Whether it was Marcelo Bielsa’s pleas for Tyler Roberts to move more, his cries for Patrick Bamford to repeat his latest shot on goal or Stuart Dallas’s demands for an injured Helder Costa to be rolled back onto the pitch, it was priceless insight.
There were certainly a few moments along the way which tested your professionalism in press box etiquette too.
The last-minute winner from Stuart Dallas certainly stands out as the one phase of the entire campaign we wished away fans had been inside the stadium more than any other.
To have kept out a side of that quality for so long with only 10 men was an outstanding feat, but to then to go on the break, see Dallas keep his composure, slot home, in injury time, at the away end, was staggering. A time you forget to do your job and actually report what’s happened to the wider world.
The away trips to Leicester City and Aston Villa stand out too. Two spectacular team performances with an array of special goals from Bamford to boot.
It wasn’t all glamour on the road with the Whites last season. The trip to Crawley Town in January was memorably freezing in the stands and abysmal on the pitch. Just the 240 miles from home too.
One of the big misses, besides the supporters, has been losing direct access to Bielsa’s press conferences. Like most of us around the world, the briefings with the head coach have been moved to Zoom.
We are still lucky to be able to put questions to Marcelo and hear his pearls of wisdom, but you can’t beat being in the room with him and getting the chance of a more natural conversation in person.
We had a small taste of what lies ahead inside the stadiums when we visited Southampton and then saw West Bromwich Albion arrive at Elland Road.

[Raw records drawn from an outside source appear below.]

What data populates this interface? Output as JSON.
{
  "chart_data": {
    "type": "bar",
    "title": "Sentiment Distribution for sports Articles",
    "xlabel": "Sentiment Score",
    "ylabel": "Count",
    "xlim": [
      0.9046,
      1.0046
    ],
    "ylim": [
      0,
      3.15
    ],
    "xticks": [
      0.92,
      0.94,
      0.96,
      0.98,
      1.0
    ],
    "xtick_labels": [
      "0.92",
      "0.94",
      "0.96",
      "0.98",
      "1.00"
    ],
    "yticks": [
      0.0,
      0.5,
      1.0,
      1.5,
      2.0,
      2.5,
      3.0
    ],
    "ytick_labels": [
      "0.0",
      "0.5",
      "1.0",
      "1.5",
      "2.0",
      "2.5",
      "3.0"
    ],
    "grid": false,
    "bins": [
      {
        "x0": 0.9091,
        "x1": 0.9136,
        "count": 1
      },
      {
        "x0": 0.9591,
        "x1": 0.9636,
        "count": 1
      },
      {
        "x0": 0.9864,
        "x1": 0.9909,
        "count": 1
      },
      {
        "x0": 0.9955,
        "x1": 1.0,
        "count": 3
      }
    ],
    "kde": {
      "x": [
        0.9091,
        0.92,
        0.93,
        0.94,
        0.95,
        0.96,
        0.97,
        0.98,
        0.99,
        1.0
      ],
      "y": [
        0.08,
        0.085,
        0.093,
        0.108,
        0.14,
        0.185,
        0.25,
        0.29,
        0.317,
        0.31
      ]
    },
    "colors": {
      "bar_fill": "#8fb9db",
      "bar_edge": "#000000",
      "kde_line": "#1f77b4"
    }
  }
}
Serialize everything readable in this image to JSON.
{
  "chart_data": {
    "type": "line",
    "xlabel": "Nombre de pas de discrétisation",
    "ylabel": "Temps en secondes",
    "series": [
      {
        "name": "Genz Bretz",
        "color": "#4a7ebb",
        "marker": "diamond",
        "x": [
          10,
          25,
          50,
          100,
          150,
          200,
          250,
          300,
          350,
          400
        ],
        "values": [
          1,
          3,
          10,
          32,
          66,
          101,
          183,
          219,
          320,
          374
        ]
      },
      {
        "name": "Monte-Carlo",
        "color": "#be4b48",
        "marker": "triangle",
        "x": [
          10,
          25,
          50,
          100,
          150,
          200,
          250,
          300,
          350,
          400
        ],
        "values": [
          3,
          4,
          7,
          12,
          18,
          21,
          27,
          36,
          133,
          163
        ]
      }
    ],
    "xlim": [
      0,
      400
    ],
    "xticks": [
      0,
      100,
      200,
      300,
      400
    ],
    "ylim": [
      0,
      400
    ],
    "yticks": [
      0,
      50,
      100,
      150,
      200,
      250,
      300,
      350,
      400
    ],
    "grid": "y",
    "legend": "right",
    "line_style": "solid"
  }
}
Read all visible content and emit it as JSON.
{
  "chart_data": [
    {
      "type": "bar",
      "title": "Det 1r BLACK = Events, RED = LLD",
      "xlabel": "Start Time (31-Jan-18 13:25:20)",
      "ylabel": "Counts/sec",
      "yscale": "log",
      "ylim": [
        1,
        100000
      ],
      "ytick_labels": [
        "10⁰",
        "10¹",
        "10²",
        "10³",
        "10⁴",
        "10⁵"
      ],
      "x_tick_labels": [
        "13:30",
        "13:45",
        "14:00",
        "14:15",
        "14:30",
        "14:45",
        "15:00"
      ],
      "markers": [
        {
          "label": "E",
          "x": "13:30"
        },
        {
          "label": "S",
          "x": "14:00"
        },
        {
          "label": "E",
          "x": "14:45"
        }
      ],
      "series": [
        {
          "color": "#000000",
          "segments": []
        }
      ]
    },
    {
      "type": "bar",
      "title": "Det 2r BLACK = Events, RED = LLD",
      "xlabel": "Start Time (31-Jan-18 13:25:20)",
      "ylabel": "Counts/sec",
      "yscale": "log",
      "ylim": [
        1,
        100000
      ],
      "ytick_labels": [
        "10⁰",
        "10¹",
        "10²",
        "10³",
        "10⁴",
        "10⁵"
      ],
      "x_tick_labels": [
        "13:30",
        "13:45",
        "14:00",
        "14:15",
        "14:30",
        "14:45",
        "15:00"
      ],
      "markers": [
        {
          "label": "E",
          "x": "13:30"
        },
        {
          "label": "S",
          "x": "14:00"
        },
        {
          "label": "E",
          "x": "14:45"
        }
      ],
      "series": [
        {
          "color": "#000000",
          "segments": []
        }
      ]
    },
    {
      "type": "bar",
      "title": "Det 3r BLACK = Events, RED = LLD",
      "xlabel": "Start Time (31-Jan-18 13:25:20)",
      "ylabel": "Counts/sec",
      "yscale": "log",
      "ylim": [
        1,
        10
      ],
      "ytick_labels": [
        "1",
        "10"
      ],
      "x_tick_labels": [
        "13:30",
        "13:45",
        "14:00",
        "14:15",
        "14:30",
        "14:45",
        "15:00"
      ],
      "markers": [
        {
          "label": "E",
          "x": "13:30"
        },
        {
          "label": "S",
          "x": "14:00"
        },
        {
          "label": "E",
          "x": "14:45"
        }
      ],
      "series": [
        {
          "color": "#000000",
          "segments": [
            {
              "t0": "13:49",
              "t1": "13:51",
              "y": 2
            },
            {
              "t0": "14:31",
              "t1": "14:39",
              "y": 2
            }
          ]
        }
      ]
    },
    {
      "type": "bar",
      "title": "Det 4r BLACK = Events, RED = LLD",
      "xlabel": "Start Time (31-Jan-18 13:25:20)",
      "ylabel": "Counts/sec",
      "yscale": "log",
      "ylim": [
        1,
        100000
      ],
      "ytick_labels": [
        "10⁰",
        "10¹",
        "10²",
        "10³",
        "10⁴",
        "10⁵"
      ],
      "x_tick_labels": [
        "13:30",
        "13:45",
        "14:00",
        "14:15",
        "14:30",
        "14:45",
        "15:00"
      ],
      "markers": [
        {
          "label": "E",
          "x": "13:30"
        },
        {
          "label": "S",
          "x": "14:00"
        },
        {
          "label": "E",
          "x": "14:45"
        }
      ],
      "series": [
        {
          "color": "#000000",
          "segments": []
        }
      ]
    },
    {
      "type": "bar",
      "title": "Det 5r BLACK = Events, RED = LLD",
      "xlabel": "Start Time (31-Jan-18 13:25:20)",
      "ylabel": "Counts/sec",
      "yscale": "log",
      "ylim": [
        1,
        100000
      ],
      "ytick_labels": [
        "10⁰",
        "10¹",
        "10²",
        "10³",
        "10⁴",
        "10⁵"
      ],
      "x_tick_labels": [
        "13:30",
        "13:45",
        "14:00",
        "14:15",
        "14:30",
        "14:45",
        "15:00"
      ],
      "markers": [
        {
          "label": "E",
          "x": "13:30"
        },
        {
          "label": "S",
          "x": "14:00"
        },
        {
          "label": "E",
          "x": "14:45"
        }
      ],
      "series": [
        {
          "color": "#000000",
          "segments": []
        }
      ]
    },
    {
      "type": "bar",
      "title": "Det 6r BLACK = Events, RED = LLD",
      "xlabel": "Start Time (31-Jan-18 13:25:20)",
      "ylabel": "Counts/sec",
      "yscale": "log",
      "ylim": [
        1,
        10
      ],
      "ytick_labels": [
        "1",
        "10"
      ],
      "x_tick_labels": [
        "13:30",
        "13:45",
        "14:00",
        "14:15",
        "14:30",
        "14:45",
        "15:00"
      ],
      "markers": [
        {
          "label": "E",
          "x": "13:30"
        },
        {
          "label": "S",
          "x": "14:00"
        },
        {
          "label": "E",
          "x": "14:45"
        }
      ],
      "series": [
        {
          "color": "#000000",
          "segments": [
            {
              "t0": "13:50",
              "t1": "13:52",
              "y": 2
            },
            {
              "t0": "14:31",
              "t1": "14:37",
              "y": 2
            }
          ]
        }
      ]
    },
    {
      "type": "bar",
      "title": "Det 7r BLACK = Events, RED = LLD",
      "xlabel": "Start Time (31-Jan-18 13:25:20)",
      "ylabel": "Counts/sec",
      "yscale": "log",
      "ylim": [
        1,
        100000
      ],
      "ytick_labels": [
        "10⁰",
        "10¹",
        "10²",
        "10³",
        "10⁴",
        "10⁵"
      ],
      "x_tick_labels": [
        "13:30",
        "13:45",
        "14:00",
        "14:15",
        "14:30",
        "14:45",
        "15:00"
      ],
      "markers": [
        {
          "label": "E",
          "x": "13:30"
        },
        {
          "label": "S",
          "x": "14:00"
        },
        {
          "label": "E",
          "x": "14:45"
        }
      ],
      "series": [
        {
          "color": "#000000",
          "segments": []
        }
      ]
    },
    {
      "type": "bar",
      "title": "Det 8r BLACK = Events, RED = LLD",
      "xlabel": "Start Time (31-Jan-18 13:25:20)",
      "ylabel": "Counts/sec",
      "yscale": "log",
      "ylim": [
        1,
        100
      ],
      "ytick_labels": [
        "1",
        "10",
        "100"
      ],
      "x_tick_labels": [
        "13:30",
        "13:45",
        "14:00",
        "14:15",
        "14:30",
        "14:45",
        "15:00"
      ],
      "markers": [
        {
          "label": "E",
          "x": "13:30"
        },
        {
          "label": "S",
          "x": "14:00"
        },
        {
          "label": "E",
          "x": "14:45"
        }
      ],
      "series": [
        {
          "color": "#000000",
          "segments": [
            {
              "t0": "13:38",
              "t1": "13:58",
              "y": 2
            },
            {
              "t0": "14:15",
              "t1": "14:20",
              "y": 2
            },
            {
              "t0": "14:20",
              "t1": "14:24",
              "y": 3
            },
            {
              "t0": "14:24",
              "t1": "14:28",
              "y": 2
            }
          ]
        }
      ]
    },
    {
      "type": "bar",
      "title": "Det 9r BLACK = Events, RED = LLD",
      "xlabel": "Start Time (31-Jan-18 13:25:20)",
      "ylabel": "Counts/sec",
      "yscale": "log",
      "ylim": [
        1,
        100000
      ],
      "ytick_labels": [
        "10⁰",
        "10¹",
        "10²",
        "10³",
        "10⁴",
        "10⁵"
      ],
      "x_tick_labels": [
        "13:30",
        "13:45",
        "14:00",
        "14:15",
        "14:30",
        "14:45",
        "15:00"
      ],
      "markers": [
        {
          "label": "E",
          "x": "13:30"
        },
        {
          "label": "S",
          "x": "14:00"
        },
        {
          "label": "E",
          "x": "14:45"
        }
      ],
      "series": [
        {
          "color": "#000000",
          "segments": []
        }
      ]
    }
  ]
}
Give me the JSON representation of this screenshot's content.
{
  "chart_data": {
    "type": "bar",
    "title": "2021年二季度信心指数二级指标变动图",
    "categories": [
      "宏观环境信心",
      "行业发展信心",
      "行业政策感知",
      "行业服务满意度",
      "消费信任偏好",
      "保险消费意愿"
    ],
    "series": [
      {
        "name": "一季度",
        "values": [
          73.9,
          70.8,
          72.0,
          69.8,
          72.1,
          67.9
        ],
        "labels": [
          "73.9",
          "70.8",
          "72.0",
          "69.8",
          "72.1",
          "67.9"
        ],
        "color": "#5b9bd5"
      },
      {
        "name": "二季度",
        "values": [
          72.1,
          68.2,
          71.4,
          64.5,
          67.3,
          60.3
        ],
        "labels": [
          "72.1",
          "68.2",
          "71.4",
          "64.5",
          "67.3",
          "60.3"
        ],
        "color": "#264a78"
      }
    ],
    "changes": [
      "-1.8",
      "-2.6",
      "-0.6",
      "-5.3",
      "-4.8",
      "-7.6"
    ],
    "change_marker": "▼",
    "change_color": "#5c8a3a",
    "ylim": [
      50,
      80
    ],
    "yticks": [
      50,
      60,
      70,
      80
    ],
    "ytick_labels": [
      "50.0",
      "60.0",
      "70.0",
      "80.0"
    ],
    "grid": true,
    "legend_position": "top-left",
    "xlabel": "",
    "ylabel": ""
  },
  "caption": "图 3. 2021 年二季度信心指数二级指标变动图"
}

It was incredible how loud 8,000 people could be. Our perception of how noisy stadiums should be has been altered by the past year of silence.
With signs the government is looking to remove all restrictions on sporting events into next term, we live in hope we can once again share these wonderful moments with the supporters and feel that noise, that sense of jeopardy once again.
It’s a shot of adrenaline we’re all missing inside the ground.